Джейнис взяла маленькую, не больше спичечной, коробочку с питательными пилюлями и мысленно прикинула, сколько всего везли в тех старых фургонах на огромных колесах. На каждого человека — тонны груза, подумать страшно? Окорока, грудинка, сахар, соль, мука, сушеные фрукты, галеты, лимонная кислота, вода, имбирь, перец — длиннейший, нескончаемый список! А теперь захвати в дорогу пилюли не крупнее наручных часиков — и будешь сыт, странствуя не просто от Форта Ларами до Хангтауна, а через всю звездную пустыню.
Джейнис распахнула дверь чулана и чуть не вскрикнула. На нее в упор смотрели тьма, и ночь, и межзвездные бездны.

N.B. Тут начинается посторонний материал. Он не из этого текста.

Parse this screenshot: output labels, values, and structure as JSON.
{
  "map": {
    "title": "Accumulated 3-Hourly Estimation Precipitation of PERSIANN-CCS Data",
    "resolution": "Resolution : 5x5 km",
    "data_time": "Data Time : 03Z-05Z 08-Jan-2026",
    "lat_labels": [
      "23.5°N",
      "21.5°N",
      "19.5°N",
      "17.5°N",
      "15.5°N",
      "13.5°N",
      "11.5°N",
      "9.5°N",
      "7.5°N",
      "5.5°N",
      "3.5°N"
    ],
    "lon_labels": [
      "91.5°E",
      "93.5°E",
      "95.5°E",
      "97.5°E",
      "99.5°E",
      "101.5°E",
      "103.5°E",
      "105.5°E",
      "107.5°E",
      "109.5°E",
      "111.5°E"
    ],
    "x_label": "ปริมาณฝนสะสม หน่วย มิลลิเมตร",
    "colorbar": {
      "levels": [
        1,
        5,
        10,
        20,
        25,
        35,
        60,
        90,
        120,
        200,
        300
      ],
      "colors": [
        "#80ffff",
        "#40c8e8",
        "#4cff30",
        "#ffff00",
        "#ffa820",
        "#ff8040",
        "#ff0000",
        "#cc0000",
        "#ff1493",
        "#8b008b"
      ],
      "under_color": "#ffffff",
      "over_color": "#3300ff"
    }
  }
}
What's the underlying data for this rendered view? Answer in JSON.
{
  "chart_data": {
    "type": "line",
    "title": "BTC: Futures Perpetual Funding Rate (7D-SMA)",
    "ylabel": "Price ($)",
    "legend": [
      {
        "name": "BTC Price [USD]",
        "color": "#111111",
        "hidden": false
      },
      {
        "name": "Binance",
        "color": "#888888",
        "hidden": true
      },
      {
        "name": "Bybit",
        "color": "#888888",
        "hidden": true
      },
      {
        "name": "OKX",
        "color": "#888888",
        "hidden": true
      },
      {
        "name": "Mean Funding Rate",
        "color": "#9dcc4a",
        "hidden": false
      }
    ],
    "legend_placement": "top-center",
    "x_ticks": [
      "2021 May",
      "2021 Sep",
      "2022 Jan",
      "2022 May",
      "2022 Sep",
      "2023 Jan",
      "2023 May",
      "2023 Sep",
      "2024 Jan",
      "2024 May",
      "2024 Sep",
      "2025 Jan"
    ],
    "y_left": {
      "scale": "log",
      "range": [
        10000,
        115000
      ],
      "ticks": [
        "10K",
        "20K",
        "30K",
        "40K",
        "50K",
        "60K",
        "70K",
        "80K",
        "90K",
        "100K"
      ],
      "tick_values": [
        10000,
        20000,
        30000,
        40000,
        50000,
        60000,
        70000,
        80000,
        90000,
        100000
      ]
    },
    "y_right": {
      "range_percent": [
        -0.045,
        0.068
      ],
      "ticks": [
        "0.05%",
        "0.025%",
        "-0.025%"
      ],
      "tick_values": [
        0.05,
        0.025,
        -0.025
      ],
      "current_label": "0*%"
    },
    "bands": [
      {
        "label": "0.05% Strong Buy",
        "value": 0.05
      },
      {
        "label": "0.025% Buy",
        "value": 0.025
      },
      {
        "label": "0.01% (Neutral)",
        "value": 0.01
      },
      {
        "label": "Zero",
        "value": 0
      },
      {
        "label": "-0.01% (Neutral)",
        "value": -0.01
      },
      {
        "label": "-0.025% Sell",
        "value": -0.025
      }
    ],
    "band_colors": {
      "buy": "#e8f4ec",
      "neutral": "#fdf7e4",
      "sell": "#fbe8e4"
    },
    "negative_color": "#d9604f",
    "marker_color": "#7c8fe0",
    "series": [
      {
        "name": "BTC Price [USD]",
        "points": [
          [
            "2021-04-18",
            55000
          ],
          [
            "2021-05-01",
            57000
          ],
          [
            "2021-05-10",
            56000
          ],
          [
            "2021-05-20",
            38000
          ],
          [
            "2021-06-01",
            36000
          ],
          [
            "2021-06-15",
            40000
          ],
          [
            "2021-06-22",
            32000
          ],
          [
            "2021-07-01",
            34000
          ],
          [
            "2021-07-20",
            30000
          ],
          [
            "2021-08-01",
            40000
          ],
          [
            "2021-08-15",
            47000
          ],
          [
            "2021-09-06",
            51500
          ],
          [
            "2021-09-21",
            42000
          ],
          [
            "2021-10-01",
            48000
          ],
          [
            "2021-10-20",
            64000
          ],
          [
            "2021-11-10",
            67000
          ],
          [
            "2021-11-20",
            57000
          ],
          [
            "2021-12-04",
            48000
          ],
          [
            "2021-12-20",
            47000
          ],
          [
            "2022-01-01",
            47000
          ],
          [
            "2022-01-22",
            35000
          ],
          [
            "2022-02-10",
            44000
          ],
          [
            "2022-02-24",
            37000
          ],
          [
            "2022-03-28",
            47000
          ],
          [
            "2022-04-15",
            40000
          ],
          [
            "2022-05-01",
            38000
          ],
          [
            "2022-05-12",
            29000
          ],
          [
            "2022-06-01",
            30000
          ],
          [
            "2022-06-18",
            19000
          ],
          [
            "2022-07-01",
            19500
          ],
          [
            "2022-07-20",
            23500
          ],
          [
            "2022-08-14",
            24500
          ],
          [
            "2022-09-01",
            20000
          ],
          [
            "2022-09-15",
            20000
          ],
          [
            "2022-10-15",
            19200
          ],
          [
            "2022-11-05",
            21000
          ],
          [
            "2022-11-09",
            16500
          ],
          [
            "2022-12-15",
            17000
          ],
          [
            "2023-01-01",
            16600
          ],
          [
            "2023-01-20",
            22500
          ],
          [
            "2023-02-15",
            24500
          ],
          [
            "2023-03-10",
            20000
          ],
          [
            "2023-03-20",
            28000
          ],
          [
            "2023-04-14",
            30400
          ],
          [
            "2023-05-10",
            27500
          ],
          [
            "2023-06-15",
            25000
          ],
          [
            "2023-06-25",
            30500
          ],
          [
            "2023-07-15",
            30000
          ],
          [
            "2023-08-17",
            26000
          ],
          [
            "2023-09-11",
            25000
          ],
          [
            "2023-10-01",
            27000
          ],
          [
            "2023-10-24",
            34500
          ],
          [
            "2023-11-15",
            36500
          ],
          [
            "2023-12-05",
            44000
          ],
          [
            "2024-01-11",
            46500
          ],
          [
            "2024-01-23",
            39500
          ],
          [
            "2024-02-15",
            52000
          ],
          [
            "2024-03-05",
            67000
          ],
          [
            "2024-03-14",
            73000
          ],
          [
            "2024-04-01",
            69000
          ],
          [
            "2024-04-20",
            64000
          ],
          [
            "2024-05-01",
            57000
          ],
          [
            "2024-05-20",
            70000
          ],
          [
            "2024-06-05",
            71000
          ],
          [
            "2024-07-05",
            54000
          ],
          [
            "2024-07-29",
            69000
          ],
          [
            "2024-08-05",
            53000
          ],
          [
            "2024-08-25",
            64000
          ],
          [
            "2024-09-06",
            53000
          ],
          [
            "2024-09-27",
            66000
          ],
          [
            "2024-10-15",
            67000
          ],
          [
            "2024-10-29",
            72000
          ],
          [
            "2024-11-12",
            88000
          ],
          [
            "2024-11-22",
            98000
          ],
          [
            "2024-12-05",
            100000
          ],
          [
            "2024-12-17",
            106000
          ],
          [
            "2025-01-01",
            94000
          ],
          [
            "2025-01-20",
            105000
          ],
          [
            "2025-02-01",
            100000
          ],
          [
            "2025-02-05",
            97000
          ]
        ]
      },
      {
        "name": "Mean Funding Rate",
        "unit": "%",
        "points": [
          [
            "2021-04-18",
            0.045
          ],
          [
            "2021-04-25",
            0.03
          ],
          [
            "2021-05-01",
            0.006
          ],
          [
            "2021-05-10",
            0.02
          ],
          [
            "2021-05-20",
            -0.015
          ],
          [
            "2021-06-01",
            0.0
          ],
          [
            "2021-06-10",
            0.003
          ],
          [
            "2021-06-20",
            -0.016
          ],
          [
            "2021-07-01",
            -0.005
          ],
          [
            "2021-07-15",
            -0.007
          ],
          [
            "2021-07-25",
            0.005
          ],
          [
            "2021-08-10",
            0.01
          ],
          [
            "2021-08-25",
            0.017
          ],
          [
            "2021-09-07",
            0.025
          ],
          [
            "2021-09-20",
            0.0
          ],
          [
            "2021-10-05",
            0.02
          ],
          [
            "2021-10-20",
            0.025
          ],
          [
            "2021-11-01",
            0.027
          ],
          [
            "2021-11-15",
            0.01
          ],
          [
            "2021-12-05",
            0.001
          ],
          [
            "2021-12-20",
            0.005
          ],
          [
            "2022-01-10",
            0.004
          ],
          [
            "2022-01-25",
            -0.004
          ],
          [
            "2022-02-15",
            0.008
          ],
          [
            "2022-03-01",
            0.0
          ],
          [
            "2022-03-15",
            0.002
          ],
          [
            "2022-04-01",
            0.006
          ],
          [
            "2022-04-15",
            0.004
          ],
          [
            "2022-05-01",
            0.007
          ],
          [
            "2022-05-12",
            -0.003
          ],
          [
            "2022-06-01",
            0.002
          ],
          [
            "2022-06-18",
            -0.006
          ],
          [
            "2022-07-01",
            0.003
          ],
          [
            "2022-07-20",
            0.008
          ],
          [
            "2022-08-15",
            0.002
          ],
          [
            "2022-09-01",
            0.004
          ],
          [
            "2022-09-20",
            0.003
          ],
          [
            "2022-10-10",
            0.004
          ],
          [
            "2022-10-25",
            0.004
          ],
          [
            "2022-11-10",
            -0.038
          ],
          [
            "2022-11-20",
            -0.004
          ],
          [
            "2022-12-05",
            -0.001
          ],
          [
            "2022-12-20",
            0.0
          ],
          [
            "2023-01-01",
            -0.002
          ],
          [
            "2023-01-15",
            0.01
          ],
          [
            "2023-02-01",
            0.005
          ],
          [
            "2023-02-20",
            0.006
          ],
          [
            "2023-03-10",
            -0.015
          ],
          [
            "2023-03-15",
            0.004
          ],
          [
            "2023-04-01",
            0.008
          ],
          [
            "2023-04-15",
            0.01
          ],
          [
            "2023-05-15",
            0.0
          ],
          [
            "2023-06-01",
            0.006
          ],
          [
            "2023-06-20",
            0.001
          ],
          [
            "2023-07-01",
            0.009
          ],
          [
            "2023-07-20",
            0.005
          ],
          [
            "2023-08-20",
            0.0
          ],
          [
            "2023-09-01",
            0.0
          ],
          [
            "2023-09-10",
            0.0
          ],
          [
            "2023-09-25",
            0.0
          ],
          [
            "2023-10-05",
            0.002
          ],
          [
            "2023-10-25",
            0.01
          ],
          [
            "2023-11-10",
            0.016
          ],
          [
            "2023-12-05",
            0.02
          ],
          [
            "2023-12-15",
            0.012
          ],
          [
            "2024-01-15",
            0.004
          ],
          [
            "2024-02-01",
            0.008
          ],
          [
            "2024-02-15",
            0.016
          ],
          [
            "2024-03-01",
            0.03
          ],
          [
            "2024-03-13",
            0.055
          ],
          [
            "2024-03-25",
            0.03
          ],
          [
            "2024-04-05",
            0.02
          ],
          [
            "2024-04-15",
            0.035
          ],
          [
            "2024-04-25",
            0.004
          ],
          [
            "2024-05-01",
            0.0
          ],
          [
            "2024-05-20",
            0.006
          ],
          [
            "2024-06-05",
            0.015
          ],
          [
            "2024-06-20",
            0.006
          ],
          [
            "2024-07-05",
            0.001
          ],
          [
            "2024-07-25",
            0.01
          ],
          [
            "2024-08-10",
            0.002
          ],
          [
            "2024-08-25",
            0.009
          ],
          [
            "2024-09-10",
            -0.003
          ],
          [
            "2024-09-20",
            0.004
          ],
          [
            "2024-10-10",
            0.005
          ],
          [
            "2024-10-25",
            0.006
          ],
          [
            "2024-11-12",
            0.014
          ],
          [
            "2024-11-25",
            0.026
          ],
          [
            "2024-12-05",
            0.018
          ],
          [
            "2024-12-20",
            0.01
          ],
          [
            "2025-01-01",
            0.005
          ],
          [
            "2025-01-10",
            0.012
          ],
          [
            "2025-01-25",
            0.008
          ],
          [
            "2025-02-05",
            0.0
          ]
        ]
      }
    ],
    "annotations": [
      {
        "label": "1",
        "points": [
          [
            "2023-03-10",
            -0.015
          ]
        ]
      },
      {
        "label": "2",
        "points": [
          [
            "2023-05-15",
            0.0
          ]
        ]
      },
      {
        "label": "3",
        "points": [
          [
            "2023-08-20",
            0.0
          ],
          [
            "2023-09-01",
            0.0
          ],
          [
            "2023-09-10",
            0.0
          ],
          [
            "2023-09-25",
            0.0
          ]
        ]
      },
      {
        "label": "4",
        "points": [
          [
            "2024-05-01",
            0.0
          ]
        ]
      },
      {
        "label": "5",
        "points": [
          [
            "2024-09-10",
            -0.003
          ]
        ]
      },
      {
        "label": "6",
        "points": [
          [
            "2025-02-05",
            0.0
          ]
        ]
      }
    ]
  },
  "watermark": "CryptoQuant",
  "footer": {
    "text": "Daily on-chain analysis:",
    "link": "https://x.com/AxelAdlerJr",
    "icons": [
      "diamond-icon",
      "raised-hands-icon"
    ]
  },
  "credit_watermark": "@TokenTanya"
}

Много лет назад было в ее жизни два таких случая: сестра заперла ее в чулане, а она визжала и отбивалась, а в другой раз в гостях, когда играли в прятки, она через кухню выбежала в длинный темный коридор. Но это оказался не коридор. Это была неосвещенная лестница, глубокий черный колодец. Она выбежала в пустоту. Опора ушла из-под ног, Джейнис закричала и свалилась. Вниз, в непроглядную черноту. В погреб. Она падала долго — успело гулко ударить сердце. И долго-долго она задыхалась в том чулане, — ни один луч света не пробивался к ней, ни одной подружки не было рядом, никто не слыхал ее криков. Совсем одна, взаперти, во тьме. Падаешь во тьму. И кричишь!
Два воспоминания.
И вот сейчас распахнулась дверь чулана и тьма повисла бархатным пологом, таким плотным, что можно потрогать его дрожащей рукой; точно черная пантера, дышала тьма, глядя в лицо тусклым взором, — и те давние воспоминания вдруг нахлынули на Джейнис. Бездна и падение. Бездна и одиночество, когда тебя заперли, и кричишь, и никто не слышит. Они с Леонорой укладывались, работали без передышки и при этом старались не смотреть в окно, на пугающий Млечный Путь, в бескрайнюю, беспредельную пустоту, и только старый привычный чулан, где затаился свой, отдельный клочок ночи, напомнил им наконец о том, что их ждет.
Вот так и будешь скользить в пустоту, к звездам, во тьме, в огромном, чудовищном черном чулане и станешь кричать и звать, и никто не услышит. Вечно падать сквозь тучи метеоритов, среди безбожных комет. В бездонную лестничную клетку. Через немыслимую, как в кошмарном сне, угольную шахту — в ничто.
Она закричала. Ни звука не сорвалось с ее губ. Вопль метался в груди, в висках. Она кричала. С маху захлопнула дверь чулана! Навалилась на нее всем телом. Чувствовала, как по ту сторону дышит и скулит тьма, и изо всей силы держала дверь, и слезы выступили у нее на глазах. — Она долго стояла так и смотрела, как Леонора укладывает вещи, и наконец дрожь унялась. Истерика, которой не дали волю, понемногу отступила. И стало слышно, как трезво, рассудительно тикают на руке часы.
— Шестьдесят миллионов миль! — она подошла наконец к окну, точно ступила на край глубокого колодца. — Просто не могу поверить, что вот сейчас на Марсе наши мужчины строят города и ждут нас.